I was in a crowd of perhaps fifty kibitzers who were squeezing around the table at which Ted Lightner and Ely Culbertson ware playing the crucial hand against David Burnstine and Oswald Jacoby. Lightner had won the bidding at six spades.

Having played this same hand myself a few minutes before, I knew that success or failure for Jacoby and Burnstine depended entirely on the latter’s opening lead. And the tournament score was such that the outcome of this hand would determine the championship.

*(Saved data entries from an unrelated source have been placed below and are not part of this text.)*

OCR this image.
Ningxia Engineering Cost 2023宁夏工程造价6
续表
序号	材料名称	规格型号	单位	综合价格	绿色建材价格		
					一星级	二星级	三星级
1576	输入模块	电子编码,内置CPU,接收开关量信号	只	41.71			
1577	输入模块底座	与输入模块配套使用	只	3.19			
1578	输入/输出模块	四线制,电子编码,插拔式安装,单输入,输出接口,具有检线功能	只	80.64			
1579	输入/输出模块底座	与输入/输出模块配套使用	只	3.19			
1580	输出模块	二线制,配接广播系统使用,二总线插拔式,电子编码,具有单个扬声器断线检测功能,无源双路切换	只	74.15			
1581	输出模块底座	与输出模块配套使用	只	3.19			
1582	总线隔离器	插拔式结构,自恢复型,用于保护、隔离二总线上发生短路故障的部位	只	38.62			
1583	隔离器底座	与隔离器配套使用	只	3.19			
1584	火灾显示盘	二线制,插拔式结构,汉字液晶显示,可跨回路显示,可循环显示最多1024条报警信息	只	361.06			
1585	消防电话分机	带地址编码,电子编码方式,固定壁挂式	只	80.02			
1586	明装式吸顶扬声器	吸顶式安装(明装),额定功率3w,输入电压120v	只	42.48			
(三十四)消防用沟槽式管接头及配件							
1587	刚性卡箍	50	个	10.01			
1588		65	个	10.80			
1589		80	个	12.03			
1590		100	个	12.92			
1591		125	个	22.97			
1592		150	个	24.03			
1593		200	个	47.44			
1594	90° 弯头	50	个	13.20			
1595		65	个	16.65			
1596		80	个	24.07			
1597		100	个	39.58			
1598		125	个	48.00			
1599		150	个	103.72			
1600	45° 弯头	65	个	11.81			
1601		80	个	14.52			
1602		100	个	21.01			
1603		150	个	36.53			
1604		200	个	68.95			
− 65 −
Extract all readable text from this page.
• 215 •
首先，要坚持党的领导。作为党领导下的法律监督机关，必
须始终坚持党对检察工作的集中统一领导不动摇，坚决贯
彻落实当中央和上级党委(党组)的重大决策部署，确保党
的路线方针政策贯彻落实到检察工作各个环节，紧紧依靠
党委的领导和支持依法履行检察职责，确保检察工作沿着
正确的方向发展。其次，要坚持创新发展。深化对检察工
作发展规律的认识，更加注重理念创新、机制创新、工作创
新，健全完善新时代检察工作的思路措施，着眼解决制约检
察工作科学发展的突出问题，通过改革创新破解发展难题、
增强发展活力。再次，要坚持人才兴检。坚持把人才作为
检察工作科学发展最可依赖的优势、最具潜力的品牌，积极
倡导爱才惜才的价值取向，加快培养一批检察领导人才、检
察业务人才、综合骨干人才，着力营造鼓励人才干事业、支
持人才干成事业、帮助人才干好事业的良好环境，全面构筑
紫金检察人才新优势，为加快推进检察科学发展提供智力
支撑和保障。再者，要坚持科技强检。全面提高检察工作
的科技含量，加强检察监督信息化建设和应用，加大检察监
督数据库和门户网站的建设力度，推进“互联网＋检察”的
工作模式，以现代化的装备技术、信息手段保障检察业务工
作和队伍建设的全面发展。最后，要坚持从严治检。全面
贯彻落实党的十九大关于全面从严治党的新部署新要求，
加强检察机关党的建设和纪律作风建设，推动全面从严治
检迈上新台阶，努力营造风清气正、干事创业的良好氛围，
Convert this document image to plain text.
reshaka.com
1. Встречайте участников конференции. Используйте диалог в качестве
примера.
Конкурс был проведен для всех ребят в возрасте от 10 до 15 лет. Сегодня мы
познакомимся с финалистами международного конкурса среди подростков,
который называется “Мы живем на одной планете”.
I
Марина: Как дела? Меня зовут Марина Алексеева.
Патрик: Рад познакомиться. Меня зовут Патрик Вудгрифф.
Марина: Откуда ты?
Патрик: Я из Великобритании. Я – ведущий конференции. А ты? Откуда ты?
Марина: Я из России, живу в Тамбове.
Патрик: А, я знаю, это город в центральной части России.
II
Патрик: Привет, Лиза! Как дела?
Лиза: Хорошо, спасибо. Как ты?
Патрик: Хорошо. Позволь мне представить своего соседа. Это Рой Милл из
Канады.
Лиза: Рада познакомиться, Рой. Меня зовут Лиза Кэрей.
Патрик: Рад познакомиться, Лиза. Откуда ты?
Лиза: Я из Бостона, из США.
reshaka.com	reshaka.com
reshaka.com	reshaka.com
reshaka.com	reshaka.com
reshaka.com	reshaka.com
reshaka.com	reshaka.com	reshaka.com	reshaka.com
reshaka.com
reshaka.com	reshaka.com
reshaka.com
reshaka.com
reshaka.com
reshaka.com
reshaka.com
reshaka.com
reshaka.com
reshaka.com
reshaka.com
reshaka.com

When the experts play bridge, the cards themselves represent only  about fifty percent of any hand’s value. The other fifty percent Is psychology. In this tight spot, Burnstine made full use of his knowledge of his opponents” weaknesses.

He knew that  Lightner and Culbertson are among the most nervous players in bridge. Ely, especially, hates to have to wait. When, as in this case, he is going to be dummy, he fidgets and frets until the opening lead is made. Then he flings down his hand, without even bothering to separate the suits, and races away from the table. He can’t stand the suspense of watching the hand played,

Realizing that the championship might well depend on his opening lead, Burnstine decided to take his time. Very deliberately he reached into his pocket and pulled out a piece of chewing gum. He carefully unwrapped it, put it slowly into his mouth and gave a tentative chew.

By this time Ted Lightner was actually squirming in his seat. Ely was beside himself with impatience. But still Burnstine couldn’t decide what to lead. And, in any event, he couldn’t lead until he had disposed of the chewing-gum wrapper. So he threw it down on the table.

Like a flash Culbertson threw down his dummy hand. An instant later he realized his error and hastily scooped up the cards. It was too late.

Capitalizing on his unexpected look at the dummy, Burnstine made the lead which set the hand.